[Magnum] Virtual PTG planning

feilong feilong at catalyst.net.nz
Sun Dec 1 20:43:43 UTC 2019


But the good thing is I still have the tag opened on my laptop, so here
you are:


  Magnum Ussuri Virtual PTG


Two days:

  * Thursday        28 November 0900-1100 UTC

  * Wednesday     4 December 0900-1100 UTC


    Attendees:

    flwang
    brtknr
    strigazi


    Topics:


      - Containerized master

  * - https://drive.google.com/open?id=10Qx-BQwv-JSXSSDTdFOQI_PnU2tL4JM9

  * - How customisable is the master from the user point of
    view? Lingxian has done a
    PoC https://github.com/lingxiankong/magnum/tree/k8s-on-k8s just FYI,
    it does need more work, but just wanna give you guys an idea

  * - Catalyst Cloud care about this feature as a public cloud provider,
    how about CERN and StackHPC?

  * - It looks interesting, but at the moment we won't benefit very much
    from a brutal change. What about a new driver? See this
    llink https://github.com/lingxiankong/magnum/tree/k8s-on-k8s it will
    be a new driver. And user can choose which kind of cluster by using
    different driver/template

  * go for it

  * - Is there a demand for this feature from you as a Cloud Provider
    POV or is this mirroring GCP model? Not just mirroring, this feature
    can dramitically reduce the cluster cost since user won't have to
    pay the master node cost. Dos this allow a master to be shared
    between multiple clusters? No, there will be a root cluster managed
    by clouder provider, and user's cluster master node will be run on
    the root cluster as pods. so yes :) It is consolidation of
    resources. No, it's different. it's not a master being shared. still
    disagree but ok, it is a detail on describing Right, we don't have
    to go to far in this session. From our POV, there is a greater
    demand for master resize. With this way, master resizing will be
    easy. Do you have a diagram or just code? Download
    this https://drive.google.com/open?id=10Qx-BQwv-JSXSSDTdFOQI_PnU2tL4JM9.
    We are not opposed to this, its a cool idea, but would like to see
    it in action. Was there a live demo at the summit??? YesCool, I'll
    wait for the videos...

  * there are things missing, like the master IP. I (love? irony) that
    it is in ubuntu so fully incompatible with we have now. It's just a
    PoC, we can switch to FC30, it's not a problem I think. Lingxian did
    this with Ubuntu, just because he's more familiar with Ubuntu and
    Ansible, that doesn't mean we will go for this eventually.

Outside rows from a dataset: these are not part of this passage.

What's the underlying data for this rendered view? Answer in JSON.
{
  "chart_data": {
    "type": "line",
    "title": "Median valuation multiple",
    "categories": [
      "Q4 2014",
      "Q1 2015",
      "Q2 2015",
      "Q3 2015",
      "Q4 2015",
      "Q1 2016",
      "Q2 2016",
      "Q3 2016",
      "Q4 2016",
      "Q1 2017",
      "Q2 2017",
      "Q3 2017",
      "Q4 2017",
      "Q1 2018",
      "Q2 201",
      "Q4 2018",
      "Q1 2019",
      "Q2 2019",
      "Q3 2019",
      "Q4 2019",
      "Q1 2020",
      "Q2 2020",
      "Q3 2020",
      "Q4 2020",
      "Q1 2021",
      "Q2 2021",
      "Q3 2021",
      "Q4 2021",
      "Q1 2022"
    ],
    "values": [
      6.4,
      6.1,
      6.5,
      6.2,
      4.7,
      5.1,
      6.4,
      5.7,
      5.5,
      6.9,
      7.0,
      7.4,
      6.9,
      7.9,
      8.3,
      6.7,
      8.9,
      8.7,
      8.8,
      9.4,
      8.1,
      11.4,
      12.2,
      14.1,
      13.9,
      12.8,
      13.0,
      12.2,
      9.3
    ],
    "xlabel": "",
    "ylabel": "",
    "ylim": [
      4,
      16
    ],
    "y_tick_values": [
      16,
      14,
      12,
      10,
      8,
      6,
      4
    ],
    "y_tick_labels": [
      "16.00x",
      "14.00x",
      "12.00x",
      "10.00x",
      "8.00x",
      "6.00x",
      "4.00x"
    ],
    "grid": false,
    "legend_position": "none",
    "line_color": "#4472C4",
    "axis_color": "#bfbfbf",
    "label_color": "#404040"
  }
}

  * - Catalyst Cloud will slowly and carefully do the upstream

  * I can not gurantee we will be onboard. That is why we have
    drivers. Totally understand.


      - Cinder CSI - remove in-tree Cinder

      Similar work in
kubespray https://github.com/kubernetes-sigs/kubespray/pull/5184/files
      this is a small patch, no? Is anyone depending on cinder? let's
take a patch. Catalyst Cloud is using Cinder, I think CERN and StackHPC
are not, right?
      Yes looks like it from the kubespray PR. 
      Caveat: For the moment, only Cinder v3 is supported by the CSI
Driver. Not sure if this is a blocker? Is this the block-storage
endpoint? For master branch, i don't think this is a blocker. Ok.So I
will propose a patch for CSI support.  Yes. I am also happy to work on
the patch next week. Sold, it's all yours. That was easy... +1


      - All addons in a helm chart

    - Traefik - this one should be easy. We need an ower for this.CERN
can take this. Wonderful.
    - What else?
    - autoscaler
    - OCCM
    - keystone webhook
    - kubernetes dashboard
    - flannel
    - calico
    - Isn't kustomize the cool kid in the block these days? There are no
community ready recipes for this.
    As for the Helm, personally, I'd like to see a refactoring so that
we can remove those shell scripts
from https://github.com/openstack/magnum/tree/master/magnum/drivers/common/templates/kubernetes/helm Do
you think we can drop those scripts by only have one and using a loop to
install charts?????? It won't be a loop. It will one umbrella chart. I
don't care TBH, but I don't want to see we're using Helm and still have
to maintain such a lot bash scripts. Which makes me hard to see the
value of switching to Helm, comparing the old way we're using with tons
of bash scripts. One chart to rule them all. It would be fantastic, will
CERN take this??????????????????????????????????????????????? ;)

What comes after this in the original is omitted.